Wer zu einer sexuellen Praxis Nein sagt und trotzdem penetriert wird, ist laut schwedischem Recht vergewaltigt worden. Ausgehend davon sind die beiden Frauen, die mit Julian Assange während seines Schweden-Aufenthalts im August ins Bett gingen, von der Polizei aufgefordert worden, gegen den Wikileaks-Gründer zu klagen: Unter anderem hatte Assange angeblich gegen den Willen der beiden Frauen auf die Benutzung eines Kondoms verzichtet. Nach einigem Hin und Her liess die Stockholmer Staatsanwältin Marianne Ny die Klage zu und erliess einen internationalen Haftbefehl gegen Assange.

Freizügige Vergangenheit Schwedens

Verteidigt werden die beiden Schwedinnen vom früheren schwedischen Ombudsmann für Gleichstellung und Hauptverfasser des geltenden Sexualstrafrechts, Claes Borgström. Er gilt als lautester Verfechter der zunehmend schärferen schwedischen Sexualstrafpraxis. Borgström, der sich als «Feminist» bezeichnet, trug dazu bei, dass Schweden 1999 als erstes westliches Land ein «Sexkaufverbot» einführte. Seither werden sexuelle Handlungen «gegen Entgelt» von Amtes wegen verfolgt und mit Bussen oder Gefängnis bestraft.

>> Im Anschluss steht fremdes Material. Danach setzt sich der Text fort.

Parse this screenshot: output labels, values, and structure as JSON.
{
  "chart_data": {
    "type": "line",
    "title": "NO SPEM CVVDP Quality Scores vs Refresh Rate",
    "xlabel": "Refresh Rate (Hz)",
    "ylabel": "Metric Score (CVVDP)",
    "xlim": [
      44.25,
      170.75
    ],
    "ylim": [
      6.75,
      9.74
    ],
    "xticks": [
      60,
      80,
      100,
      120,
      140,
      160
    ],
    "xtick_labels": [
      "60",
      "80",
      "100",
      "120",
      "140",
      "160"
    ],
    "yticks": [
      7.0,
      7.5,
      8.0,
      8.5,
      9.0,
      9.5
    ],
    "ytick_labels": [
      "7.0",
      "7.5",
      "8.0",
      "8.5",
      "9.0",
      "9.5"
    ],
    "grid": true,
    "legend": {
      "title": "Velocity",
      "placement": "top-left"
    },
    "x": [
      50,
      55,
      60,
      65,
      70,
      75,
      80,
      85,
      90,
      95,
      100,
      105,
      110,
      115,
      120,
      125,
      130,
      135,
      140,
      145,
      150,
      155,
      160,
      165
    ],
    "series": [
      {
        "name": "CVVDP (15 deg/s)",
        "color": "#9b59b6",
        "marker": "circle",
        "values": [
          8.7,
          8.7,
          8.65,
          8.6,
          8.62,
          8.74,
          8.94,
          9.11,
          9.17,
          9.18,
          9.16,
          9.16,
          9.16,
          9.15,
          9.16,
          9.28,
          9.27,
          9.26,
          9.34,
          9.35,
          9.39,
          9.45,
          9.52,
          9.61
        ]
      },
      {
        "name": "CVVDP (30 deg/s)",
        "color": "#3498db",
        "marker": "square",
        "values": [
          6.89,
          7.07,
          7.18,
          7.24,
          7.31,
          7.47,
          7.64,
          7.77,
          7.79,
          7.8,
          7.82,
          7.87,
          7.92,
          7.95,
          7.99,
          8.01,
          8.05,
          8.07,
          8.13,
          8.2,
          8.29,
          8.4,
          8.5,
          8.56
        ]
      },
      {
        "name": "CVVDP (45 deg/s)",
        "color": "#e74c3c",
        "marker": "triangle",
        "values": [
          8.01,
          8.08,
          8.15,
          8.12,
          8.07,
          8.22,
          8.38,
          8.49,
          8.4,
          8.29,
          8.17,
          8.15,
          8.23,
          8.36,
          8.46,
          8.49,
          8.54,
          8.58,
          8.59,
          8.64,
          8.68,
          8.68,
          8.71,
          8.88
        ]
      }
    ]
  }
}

Sex in Schweden war nicht immer so normativ definiert: In den Siebzigerjahren galt das nordische Land als freizügig. Liberale und feministische Kräfte setzten sich gemeinsam für eine Entkriminalisierung aller möglichen Sexualpraktiken inklusive Inzest und Pädophilie ein. Die Prostitution war ein halbwegs akzeptiertes Gewerbe. Zugleich verfolgte das im letzten Jahrhundert sozialdemokratisch regierte Land auch in anderen heiklen gesellschaftlichen Bereichen wie der Drogenpolitik einen pointiert liberalen Kurs.

Beweisprobleme

Diese liberale Freizügigkeit scheiterte nicht zuletzt an der zunehmenden politischen und wirtschaftlichen Öffnung des Landes: Das organisierte Verbrechen übernahm das Drogen- und Sexgeschäft. Und das Problem der sexuellen Integrität (vor allem der Frauen) rückte ins Zentrum der politischen Auseinandersetzung: Die linken Anhänger der sexuellen Befreiung und Freizügigkeit taten sich nun mit konservativen Kräften zusammen. Diese Allianz dominiert bis heute. Verstärkt wurde diese Tendenz durch die schwedische Rechtspraxis, welche Gesetze oft als moralische Normziele begreift. Entsprechend werden nicht Minimalziele formuliert, sondern Maximalwünsche vorgegeben.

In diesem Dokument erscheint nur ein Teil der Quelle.